Обычно, когда я встаю, матка резко и надолго сокращается, выражая бурное неудовольствие сменой положения, нехотя возвращается на место, выдерживает паузу, словно раздумывая, сокращается снова и, если в настроении, дальше ведет себя вполне прилично, то есть не ощущается вовсе минут десять-пятнадцать – время, за которое всё можно сделать. Если же она не в настроении, то сокращения продолжаются, и тогда нужно быстрее добираться до кровати и ложиться с руками на животе, чтобы дело опять не дошло до капельниц.
Предсказать ее поведение невозможно, но ведь я в любой момент могу вернуться, так что риск, говорю я себе, незначительный. Черный ход через одну палату от моей, и вот я уже стою посреди поздней осени, которую обычно вижу только из окна. Здесь, на территории больницы, окруженная бетоном, заключенная в асфальт, она чувствуется еще острее. Сегодня не по-осеннему тепло и ясно, и я с наслаждением ловлю чудесный запах прелых листьев и мокрой увядшей травы. В такую погоду надо в Павловском парке гулять, а не в больницах лежать. Но неужели на свете и впрямь существуют Павловские и все другие парки, поля и лесные тропинки, а не только больничные стены? Я закрываю глаза и стою, ухватившись за старую липу и размышляя о том, что человеку в сущности ничего и не надо, кроме воздуха, солнца, дождя и кусочка леса. Но именно воздух, солнце и зелень в этом городе в дефиците – в избытке лишь третьестепенные товары потребления вроде синтетической колбасы и глянцевых журналов про синтетическую жизнь.

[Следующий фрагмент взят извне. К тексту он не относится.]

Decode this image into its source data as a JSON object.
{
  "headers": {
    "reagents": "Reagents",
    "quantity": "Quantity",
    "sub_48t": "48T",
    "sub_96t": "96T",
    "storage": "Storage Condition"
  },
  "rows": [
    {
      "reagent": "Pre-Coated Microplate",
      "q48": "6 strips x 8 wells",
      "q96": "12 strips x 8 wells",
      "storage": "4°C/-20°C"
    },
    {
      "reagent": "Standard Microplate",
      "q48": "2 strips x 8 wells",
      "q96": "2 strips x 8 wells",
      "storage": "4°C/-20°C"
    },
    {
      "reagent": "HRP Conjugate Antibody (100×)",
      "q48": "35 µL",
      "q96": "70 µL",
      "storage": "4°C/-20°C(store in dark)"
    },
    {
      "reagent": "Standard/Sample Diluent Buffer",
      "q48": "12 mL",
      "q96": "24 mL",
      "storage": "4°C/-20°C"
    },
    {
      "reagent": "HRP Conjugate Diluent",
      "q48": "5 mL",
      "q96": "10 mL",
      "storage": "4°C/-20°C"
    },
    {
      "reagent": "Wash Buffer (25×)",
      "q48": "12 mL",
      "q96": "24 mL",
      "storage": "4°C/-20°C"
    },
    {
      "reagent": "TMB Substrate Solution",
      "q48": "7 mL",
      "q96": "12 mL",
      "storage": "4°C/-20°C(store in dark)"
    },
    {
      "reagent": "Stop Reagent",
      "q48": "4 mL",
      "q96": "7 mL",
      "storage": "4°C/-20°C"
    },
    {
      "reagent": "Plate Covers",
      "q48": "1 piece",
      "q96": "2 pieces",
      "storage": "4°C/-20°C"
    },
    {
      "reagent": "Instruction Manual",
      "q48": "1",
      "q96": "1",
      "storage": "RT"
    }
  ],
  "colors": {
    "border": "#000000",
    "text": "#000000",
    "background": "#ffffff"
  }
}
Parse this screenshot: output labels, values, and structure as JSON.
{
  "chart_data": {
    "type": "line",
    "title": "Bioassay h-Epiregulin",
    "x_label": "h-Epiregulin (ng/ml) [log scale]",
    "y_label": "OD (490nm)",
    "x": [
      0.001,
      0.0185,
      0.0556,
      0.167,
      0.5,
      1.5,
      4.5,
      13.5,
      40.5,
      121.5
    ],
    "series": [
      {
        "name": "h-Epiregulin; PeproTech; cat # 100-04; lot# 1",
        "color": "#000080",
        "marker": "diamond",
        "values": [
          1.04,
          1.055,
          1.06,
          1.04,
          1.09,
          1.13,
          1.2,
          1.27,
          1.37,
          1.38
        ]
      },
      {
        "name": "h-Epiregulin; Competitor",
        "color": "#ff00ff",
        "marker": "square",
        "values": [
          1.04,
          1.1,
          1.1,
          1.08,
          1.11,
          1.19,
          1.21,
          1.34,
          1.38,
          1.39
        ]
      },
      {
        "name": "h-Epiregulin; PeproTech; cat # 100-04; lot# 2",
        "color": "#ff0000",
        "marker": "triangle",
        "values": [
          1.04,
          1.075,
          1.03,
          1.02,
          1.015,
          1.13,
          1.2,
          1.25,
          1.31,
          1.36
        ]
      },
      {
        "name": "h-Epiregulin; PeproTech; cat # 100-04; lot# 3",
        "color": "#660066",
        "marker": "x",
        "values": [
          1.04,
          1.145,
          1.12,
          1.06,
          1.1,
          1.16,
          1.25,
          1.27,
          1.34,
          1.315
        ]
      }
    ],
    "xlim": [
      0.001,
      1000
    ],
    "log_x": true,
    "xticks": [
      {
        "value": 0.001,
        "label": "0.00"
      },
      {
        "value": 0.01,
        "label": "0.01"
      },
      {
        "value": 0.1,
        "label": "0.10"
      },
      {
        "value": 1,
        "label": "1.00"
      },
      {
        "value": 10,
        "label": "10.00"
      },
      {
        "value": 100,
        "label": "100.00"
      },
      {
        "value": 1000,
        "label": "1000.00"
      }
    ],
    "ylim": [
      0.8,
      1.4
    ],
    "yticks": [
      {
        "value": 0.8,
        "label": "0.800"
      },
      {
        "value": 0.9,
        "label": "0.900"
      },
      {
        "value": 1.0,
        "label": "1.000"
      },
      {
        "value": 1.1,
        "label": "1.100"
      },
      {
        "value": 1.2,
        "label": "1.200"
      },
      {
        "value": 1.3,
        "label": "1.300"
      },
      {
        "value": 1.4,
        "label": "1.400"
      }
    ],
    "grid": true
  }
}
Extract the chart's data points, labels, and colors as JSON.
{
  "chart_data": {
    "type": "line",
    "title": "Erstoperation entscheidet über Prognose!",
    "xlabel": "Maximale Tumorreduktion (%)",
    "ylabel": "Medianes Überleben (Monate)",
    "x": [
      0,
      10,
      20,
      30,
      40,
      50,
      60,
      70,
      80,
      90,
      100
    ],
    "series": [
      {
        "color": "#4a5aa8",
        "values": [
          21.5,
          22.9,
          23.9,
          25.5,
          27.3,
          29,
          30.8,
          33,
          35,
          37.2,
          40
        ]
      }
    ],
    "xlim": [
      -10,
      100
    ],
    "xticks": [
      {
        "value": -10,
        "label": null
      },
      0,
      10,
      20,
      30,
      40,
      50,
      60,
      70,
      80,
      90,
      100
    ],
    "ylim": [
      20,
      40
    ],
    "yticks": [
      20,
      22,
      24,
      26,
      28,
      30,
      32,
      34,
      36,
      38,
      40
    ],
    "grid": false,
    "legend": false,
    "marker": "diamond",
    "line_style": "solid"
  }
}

Не буду про это думать.
От солнечного света настроение резко повышается (это вырабатывается гормон радости серотонин), и я почти забываю и о том, где и зачем нахожусь, и об Эре, которая, как и Реутова, не знает, что со мной делать, а только наблюдает. Меня обследовали вдоль и поперек, опять приводили психолога (я слушала и ничего не поняла), два раза делали УЗИ и доплер, но ничего не выявили – на всякий случай дают гинепрал по четверти таблетки и назначили физиопроцедуры. Вот уж где сущее наказание: подняться на пятый этаж, пройти половину коридора, а после лежать на жесткой кушетке не шевелясь. Но я всё равно хожу иногда, боясь разгневать Эру. Толку, по-моему, ноль. Отношения с Гамбург у нас сложились странные: она то ли сочувствует мне, то ли не желает связываться, то ли махнула рукой. Скорее, и то, и другое, и третье. Главное, разговоров о выписке нет. В отделении все до одного уверены, что я лежу здесь по великому блату. Даже сестры стучатся, когда входят. Кроме них, забегают две молоденькие и очень симпатичные аспирантки Эры Самсоновны, пытаясь добиться от меня отчетливых формулировок, я всячески пытаюсь поточнее описать им свои ощущения, но получается не очень. Они кивают, смотрят на меня квадратными от изумления глазами, а завтра спрашивают то же самое.